We sat motionless, rapt with stoned silence. My sister put her foot back on the gas pedal and somewhere around 30-45 MPH, she shuddered and loosed a heavy sob. Sam reached in to comfort her. Mia waved him off, shook herself free of the moment, and never broke stride back up to the speed limit.  

When we arrived home, the house was unlit. Inside, there was no Christmas tree and the porcelain manger scene had stayed boxed up in the attic. Those were the vestiges of the old regime culled from public display by our father. We didn't turn on any lights. We placed our modest luggage on the living room floor, fell into the couch, and turned on the television. The comfort of ritual, the warm flicker danced across our content faces.

After what was collectively deemed far too long, the other car arrived with a clamor of doors and muffled voices. The back door flew open. 

"Goddamnit. Mia, who put all those smudges on the back window of your car?" Dad asked one foot inside the door. Mia shrugged. Dad huffed and placed his hanging bag on the old blue recliner.
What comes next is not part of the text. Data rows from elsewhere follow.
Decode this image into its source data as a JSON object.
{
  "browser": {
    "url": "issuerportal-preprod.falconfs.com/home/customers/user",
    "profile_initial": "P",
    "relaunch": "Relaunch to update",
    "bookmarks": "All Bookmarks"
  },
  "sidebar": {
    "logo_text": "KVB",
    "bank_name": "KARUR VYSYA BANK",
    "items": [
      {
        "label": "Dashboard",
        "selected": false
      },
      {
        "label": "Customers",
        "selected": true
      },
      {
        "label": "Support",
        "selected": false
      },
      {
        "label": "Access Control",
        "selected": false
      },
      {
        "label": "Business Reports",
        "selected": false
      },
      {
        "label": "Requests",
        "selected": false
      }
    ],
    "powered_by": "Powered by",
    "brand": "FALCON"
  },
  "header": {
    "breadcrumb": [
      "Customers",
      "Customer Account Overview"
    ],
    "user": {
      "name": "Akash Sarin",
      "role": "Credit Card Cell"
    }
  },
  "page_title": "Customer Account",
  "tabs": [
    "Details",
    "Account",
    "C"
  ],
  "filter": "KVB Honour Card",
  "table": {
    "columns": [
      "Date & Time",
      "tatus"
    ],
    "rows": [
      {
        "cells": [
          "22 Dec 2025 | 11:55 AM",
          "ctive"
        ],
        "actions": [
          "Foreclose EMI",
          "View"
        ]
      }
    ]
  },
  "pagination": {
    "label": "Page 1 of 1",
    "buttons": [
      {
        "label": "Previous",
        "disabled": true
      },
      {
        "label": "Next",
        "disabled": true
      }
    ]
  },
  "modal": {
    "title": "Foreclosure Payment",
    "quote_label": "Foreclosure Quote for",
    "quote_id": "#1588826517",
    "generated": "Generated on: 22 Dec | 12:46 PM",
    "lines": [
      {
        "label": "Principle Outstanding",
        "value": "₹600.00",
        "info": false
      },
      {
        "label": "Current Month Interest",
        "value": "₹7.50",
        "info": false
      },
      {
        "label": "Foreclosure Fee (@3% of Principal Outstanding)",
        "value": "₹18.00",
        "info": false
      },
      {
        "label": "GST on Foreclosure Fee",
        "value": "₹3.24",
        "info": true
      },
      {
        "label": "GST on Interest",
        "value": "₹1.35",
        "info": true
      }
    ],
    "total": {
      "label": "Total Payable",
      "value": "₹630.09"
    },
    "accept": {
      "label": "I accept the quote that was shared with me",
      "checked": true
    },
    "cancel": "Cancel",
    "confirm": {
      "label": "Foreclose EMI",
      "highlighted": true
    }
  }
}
Our family was home. 

Soon our house buzzed with the sort of activity seven people pump into a four bedroom single family dwelling. The din of children freed from a four hour car ride and the murmur of some terrible accident on the road bounced off the walls until my father's stentorian voice reconvened order.

"All right, everybody gather round."

Dad collected his horde of five children around the wooden table in the kitchen. We sat anxious and uncertain as Dad and Brenda disappeared into their bedroom. They returned with an oversized pink sack as stuffed with innuendo as it was holiday bounty. Brenda strapped a vague smile across her face. Dad stuck his hand in the bag and said, "Merry Christmas guys…Oh, and thank your stepmom. I wasn’t going to do presents this year."

He plucked the first unwrapped gift from the bag. He turned it toward him, looked at it befuddled, then displayed it to his children and said, "Okay...whose is this?"

The presents were issued one by one without a modicum of ceremony. Brenda, still just a vassal to my father and not yet a mother, stood on. Already the outsider, so anxious to please, a look of shame and disgust took her face as the paperless Christmas was doled out.

I didn't care at all. My gift--the piece of plastic pulled from it's cardboard packaging that would complete me--was in my covetous hands. It was a mechanized mouse set on two feet, part of a larger collection of toys.  He had a peg stuck out from his side used to wind him up. On a full turn, he would march and clomp his grey plastic jaw open and shut. He couldn't stay upright on the carpet, so I used his box as a flat plane. Even still, the weave in the carpet would tilt the surface too far this way or that, so I used the piano bench in the living room instead.

I would twist the peg at least a half-turn past the point it wouldn't go any further. I wound it six times, and on the seventh it broke.

So I wept. I cried horrible, dime-sized tears.

1 comment:

  1. My heart is broken. I think I will lay in bed and weep now. I'm glad I celebrate all the Christmas nonsense (aka Santa) with my kids. they deserve a little magic. You are magic to me.